The U.S. government is the world's largest creator, collector, distributor, and user of information. From filing income tax returns to applying for food stamps, the American citizen is faced with a government form. In addition, thousands of businesses, nonprofit groups, and state and local governments fill out lengthy applications to receive federal benefits or to remain eligible as government contractors. During 1992, Americans spent nearly 6.6 billion hours filling out forms, answering survey questions, and compiling records for the federal government--the equivalent of hiring more than 3 million full-time workers annually to complete paperwork. GAO estimates that the federal paperwork burden, as measured in hours, increased 261 percent between 1987 and 1992, most of which is due to a Treasury Department reassessment of the time it spends processing paperwork, especially tax-related reporting and filing requirements at the Internal Revenue Service. This report discusses in detail (1) how the paperwork burden has changed over time, (2) what factors account for the observed change, (3) whether some groups have been affected differently, and (4) whether the reasons for information collection have changed.
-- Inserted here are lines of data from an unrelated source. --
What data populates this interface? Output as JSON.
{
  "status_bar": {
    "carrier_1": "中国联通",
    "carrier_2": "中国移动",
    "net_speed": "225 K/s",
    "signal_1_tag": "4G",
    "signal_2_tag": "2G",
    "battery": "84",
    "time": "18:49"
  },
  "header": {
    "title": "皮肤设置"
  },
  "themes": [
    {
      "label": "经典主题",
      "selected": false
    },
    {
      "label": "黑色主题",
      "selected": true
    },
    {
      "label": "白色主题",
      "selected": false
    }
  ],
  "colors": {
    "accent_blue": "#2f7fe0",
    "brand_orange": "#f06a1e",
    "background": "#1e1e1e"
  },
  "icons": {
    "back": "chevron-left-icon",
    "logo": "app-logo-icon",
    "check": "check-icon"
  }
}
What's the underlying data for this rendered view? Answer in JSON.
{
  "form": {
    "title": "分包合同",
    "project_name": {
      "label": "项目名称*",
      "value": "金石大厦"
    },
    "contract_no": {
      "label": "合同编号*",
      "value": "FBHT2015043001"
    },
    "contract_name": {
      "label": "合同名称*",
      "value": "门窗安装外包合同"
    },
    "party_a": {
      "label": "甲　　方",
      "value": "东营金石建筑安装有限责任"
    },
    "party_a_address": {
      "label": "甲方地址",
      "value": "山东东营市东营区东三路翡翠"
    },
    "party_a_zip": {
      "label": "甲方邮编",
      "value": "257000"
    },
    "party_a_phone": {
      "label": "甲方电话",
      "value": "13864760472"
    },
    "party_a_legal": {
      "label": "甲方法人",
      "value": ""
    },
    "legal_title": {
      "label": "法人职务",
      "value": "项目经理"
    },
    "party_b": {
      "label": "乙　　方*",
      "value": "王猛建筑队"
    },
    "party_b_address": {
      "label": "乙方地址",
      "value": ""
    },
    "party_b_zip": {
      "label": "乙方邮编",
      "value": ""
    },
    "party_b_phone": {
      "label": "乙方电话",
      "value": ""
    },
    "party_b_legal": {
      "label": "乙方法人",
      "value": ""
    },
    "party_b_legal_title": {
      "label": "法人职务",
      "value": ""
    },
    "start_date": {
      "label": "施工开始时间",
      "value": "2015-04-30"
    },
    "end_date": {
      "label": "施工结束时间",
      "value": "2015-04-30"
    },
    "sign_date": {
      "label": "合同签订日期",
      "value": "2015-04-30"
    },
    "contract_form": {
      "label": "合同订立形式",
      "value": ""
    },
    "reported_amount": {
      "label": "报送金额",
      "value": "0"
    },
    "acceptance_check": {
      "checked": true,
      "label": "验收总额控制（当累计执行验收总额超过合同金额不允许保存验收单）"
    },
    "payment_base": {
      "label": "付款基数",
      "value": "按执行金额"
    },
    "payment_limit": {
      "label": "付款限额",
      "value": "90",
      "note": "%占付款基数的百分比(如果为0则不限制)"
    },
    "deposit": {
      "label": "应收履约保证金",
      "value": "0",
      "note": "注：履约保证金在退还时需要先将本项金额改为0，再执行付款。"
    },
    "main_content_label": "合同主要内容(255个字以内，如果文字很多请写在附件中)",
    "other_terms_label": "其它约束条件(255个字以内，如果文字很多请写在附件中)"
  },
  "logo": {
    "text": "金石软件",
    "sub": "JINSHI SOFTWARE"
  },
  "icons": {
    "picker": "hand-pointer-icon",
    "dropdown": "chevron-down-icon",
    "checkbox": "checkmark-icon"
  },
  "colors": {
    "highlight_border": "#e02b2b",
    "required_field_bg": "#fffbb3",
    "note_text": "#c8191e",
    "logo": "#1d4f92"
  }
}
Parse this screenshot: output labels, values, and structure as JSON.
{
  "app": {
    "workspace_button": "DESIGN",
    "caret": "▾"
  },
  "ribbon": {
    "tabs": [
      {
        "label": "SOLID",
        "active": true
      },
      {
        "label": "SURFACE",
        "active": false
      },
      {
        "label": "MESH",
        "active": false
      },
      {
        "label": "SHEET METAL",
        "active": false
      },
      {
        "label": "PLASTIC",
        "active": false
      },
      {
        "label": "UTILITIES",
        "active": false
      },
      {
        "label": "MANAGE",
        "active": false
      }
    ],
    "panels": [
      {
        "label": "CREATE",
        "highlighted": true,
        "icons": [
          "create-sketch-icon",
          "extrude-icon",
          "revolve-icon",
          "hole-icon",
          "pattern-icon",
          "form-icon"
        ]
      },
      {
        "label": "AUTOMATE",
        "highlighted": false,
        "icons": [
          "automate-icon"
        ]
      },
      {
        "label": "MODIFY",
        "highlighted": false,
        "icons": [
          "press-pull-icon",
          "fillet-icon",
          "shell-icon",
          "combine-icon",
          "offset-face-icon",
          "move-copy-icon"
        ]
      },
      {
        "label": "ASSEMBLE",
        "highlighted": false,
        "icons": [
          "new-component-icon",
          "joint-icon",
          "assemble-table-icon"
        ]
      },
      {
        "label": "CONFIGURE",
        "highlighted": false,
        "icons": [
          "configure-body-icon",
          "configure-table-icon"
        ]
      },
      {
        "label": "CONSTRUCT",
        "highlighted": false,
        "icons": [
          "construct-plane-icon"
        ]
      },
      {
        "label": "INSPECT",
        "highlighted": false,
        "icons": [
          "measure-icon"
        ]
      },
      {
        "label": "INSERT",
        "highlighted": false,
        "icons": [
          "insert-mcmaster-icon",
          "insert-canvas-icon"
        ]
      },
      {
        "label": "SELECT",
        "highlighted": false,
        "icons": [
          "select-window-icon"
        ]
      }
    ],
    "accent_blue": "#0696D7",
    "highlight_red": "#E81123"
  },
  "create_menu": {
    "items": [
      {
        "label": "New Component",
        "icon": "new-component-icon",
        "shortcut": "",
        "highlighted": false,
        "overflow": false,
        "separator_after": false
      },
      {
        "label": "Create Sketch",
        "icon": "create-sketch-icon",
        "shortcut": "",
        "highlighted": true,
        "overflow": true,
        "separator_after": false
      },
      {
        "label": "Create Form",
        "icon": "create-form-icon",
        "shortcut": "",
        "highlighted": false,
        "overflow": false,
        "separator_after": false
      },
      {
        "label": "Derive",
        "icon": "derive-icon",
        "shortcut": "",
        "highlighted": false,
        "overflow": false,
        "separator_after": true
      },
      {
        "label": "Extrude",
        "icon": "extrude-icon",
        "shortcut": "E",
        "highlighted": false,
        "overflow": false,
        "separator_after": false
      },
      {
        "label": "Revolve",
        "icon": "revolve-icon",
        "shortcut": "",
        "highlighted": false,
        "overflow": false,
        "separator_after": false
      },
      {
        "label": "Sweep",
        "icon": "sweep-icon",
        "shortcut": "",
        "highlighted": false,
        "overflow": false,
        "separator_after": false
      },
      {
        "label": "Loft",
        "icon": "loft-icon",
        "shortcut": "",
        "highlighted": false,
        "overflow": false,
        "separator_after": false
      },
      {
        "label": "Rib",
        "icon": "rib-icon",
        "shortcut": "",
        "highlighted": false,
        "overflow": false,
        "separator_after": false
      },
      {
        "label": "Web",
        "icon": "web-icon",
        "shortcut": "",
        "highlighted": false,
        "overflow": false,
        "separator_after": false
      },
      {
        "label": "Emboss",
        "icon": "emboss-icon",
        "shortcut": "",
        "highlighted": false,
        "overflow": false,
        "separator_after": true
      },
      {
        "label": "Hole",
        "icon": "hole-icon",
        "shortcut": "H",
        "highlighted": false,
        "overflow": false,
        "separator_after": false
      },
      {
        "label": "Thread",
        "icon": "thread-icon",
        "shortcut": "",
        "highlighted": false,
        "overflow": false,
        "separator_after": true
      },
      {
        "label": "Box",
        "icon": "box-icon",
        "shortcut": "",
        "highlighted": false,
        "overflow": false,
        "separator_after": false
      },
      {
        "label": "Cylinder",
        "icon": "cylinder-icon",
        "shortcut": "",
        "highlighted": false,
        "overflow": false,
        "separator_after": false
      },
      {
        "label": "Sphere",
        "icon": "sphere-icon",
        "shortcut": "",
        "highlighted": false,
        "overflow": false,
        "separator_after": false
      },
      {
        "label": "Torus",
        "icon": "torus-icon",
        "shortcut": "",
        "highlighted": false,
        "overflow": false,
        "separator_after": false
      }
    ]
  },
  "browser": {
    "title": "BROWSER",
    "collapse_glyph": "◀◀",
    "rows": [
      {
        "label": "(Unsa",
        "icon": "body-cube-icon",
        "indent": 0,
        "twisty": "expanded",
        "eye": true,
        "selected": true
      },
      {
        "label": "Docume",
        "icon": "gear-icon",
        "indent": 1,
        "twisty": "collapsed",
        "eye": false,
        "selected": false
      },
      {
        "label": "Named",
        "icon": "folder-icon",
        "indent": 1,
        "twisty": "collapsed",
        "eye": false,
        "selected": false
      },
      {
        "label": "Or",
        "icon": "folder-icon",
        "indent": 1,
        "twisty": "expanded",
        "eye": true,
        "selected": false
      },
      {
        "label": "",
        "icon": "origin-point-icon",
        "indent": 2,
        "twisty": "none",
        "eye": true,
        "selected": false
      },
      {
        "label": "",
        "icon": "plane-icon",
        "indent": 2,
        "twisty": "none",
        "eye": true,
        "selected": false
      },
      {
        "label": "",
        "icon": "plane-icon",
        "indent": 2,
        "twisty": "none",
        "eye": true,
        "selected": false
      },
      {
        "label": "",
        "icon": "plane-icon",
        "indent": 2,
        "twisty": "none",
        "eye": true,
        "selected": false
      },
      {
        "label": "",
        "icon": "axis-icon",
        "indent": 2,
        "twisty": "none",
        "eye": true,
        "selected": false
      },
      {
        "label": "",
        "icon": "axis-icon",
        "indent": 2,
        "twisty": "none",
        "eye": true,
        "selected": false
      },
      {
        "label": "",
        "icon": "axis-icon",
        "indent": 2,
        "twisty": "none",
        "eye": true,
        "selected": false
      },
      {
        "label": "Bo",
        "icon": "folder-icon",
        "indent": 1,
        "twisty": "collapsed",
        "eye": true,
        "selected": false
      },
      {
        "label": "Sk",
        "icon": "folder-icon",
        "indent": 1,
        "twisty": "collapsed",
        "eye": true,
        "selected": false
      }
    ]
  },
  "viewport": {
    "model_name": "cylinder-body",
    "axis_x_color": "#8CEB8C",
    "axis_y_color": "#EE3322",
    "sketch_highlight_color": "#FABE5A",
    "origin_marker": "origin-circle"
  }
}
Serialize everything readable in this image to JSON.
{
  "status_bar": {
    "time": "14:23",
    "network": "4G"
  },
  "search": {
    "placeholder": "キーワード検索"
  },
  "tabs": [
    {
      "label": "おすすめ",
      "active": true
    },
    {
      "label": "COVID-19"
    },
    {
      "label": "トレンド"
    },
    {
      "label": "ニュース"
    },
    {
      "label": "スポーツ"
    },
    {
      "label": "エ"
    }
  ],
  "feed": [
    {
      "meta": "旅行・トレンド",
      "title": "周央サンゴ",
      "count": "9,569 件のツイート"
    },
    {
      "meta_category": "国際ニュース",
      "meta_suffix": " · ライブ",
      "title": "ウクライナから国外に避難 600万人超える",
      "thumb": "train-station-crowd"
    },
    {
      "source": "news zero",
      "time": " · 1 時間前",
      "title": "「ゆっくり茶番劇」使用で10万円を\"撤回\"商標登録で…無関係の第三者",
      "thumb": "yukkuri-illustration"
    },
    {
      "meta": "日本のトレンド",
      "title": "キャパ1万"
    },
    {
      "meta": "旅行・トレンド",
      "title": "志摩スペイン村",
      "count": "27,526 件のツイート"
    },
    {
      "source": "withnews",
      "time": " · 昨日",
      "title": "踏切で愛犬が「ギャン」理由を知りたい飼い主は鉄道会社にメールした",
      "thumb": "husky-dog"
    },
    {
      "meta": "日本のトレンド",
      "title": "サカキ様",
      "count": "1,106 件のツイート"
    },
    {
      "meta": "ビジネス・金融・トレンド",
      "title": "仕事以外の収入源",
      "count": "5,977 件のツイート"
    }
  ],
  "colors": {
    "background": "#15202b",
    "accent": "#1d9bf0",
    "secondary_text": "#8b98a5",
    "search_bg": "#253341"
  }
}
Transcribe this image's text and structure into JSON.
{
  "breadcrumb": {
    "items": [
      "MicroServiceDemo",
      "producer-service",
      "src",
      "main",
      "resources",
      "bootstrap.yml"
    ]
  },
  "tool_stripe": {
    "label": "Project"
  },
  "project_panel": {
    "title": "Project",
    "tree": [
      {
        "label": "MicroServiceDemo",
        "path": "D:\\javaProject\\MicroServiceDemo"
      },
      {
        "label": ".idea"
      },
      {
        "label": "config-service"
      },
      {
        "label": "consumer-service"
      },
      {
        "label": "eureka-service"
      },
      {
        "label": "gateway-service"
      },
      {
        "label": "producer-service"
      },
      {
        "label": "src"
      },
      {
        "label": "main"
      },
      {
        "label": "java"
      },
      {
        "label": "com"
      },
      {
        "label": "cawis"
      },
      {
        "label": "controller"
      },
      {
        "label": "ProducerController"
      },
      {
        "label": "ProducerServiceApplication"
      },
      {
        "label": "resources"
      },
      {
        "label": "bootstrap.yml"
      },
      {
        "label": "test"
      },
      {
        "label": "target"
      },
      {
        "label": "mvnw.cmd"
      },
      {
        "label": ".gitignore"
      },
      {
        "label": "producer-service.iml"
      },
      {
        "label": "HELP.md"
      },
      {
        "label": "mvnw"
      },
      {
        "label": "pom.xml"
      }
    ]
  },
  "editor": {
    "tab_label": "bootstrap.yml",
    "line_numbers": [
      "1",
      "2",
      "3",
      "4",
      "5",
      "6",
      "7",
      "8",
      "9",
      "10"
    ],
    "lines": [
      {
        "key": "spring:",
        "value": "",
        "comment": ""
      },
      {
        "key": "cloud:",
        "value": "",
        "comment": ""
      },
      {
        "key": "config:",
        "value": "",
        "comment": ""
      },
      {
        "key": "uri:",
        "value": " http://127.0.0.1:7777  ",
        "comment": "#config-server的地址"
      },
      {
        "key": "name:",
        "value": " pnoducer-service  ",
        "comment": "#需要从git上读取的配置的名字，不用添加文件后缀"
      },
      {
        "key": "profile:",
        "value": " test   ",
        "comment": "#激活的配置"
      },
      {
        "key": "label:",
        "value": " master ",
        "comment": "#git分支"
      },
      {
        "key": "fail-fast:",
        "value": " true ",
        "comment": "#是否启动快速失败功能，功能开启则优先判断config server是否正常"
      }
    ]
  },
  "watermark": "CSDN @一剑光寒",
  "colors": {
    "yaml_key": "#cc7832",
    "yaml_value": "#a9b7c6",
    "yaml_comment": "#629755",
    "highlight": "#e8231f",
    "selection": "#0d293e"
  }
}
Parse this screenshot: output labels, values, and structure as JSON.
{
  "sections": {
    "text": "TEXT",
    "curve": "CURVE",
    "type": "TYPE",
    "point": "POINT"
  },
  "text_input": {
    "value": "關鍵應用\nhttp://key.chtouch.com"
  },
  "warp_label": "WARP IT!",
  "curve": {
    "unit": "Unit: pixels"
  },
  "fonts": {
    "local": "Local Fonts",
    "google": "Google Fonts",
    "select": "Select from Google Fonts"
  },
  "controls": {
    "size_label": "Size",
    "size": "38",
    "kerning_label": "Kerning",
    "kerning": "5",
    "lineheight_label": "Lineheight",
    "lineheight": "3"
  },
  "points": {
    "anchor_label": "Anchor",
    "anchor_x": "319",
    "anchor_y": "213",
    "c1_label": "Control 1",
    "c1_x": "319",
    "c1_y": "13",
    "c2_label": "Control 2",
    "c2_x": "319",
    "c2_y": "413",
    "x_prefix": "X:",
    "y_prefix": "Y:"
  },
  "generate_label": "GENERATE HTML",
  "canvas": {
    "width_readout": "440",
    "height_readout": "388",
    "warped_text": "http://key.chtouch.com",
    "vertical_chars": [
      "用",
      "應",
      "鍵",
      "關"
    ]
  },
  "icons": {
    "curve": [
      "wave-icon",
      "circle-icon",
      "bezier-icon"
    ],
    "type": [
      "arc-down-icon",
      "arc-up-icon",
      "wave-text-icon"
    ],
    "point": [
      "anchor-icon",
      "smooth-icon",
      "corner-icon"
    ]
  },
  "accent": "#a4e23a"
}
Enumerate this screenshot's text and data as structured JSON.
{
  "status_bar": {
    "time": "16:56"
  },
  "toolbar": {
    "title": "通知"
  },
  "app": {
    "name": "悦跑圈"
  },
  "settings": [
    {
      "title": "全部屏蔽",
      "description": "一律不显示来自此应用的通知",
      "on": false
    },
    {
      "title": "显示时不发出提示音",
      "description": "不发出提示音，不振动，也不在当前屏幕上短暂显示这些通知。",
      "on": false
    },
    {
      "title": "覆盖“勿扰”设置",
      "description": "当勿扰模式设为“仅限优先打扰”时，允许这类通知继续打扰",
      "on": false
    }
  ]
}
GAO found that: (1) between 1987 and 1992, the number of paperwork burden hours increased by 261 percent; (2) the increases in paperwork burden reflect Treasury's reclassification and reestimation of burden hours, new paperwork requirements, and changes in new, ongoing, and terminated collections; (3) the actual increase in paperwork is due to changes in population size and revisions to collection instruments; (4) in 1991, the paperwork burden for estimated income taxes and business partnerships decreased due to revisions in forms; (5) information collection requirements increased significantly between 1987 and 1992; and (6) an evaluation of the totality of paperwork burden should include whether the data collected are reliable, total paperwork burden is underestimated, costs of collecting data is valuable, and data collected actually benefit the public.